Y siempre  hay algo en esa  soledad que no es tristeza, es la sensación de que algo que está al margen de nuestra comprensión puede suceder insondablemente.

Así sigo ascendiendo y descendiendo el camino de la ciudad, espacios vacios entre comercios, hoteles, carteles, entre otros cuerpos. A modo de silencios. Quizá  también de agua que todo lo reúne.

 

 

Su figura espiral remite al infinito.

 

Otras veces es el silencio de lo cotidiano.

Siempre me ha gustado acercarme a las ruinas, puertas, paredes, ventanas. A los ríos.
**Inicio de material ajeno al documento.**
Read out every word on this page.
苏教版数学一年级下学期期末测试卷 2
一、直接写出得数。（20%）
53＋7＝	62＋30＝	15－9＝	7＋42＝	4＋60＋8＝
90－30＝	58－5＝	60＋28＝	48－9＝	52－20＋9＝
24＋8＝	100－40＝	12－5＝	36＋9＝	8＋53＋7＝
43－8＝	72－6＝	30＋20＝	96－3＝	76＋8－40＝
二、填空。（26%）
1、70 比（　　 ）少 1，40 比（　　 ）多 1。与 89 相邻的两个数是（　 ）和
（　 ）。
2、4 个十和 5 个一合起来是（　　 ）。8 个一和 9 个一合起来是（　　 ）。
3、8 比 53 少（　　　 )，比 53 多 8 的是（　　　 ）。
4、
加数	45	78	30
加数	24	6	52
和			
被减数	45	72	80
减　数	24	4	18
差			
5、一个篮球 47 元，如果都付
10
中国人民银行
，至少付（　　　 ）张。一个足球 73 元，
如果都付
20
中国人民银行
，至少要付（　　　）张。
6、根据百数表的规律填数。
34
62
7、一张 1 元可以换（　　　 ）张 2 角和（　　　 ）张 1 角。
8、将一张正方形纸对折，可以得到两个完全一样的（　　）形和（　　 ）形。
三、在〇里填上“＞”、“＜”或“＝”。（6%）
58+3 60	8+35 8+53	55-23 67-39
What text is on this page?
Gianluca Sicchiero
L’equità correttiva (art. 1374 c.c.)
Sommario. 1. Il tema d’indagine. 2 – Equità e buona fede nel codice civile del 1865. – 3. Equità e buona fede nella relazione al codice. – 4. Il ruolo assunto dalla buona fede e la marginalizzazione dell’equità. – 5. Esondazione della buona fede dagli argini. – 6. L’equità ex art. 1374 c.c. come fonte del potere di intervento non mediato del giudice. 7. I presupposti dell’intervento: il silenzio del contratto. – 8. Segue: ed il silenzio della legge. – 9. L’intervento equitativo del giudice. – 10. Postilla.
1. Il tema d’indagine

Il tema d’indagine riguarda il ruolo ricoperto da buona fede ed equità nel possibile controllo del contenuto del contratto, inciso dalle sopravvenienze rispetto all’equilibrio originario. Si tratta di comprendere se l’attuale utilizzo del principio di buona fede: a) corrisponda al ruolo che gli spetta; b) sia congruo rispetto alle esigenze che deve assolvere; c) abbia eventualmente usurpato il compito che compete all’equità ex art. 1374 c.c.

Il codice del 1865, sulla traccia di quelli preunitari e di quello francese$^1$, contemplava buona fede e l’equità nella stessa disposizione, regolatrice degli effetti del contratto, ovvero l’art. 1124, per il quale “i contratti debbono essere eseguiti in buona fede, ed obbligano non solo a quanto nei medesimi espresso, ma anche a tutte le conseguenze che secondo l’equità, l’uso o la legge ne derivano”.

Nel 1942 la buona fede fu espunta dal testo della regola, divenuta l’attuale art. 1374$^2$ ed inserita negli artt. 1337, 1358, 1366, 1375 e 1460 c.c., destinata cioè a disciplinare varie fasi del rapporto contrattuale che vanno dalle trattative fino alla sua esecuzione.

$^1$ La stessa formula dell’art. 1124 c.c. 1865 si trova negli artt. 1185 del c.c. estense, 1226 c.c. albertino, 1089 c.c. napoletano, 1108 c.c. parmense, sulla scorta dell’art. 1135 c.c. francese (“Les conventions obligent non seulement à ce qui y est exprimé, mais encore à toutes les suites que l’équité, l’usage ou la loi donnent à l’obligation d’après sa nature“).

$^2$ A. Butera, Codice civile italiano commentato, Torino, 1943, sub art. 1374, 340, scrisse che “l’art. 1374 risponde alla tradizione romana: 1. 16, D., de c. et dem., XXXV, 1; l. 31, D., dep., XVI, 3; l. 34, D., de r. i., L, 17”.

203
En la hora en que el cielo se oscurece y las luces de la calle van a encenderse y una paloma puede detenerse en la línea del río  tan quieta como una palabra en un libro.

 

¿Cómo olvidar a la niña que llora leche de flores?

 

¿Cómo olvidar la palabra mar?

 

La soledad también en las palabras que Violeta y yo  dejamos en los árboles. Esas palabras que modifican la realidad.

 

(Texto y fotografías de Esperanza Vives)

 

Sobre las autoras:

Esperanza Vives Frasès entiende las palabras como un puente entre lenguas, sonidos e imágenes  naturaleza y poesía. Poesía y grabado. Entre silencios. Como editora crea libros de artista, libros encuadernados a mano como Die Verwandlung (1990), Die grüne Kirsche (1994), Diciembre (2010), Tánger (2012), Helor (2014) o Maiazul (en proceso). Ha colaborado en varias revistas, realizando también logos e ilustraciones en grabado xilográfico y colaboraciones en proyectos culturales como gestora cultural.

 

Violeta Orozco es una poeta bilingüe y traductora mexicana. Autora de los poemarios El cuarto de la luna (Literal 2020), As seen by night/La edad oscura (en imprenta). Ganó en México el Premio Nacional Universitario de Poesía José Emilio Pacheco en 2014 y el segundo lugar en el Concurso de Poesía en voz alta de casa del lago en 2014. Actualmente realiza el doctorado en Hispanic Literature and Culture en Rutgers University. Es colaboradora de Nueva York Poetry Review en su sección de poesía “Lenguasuelta”.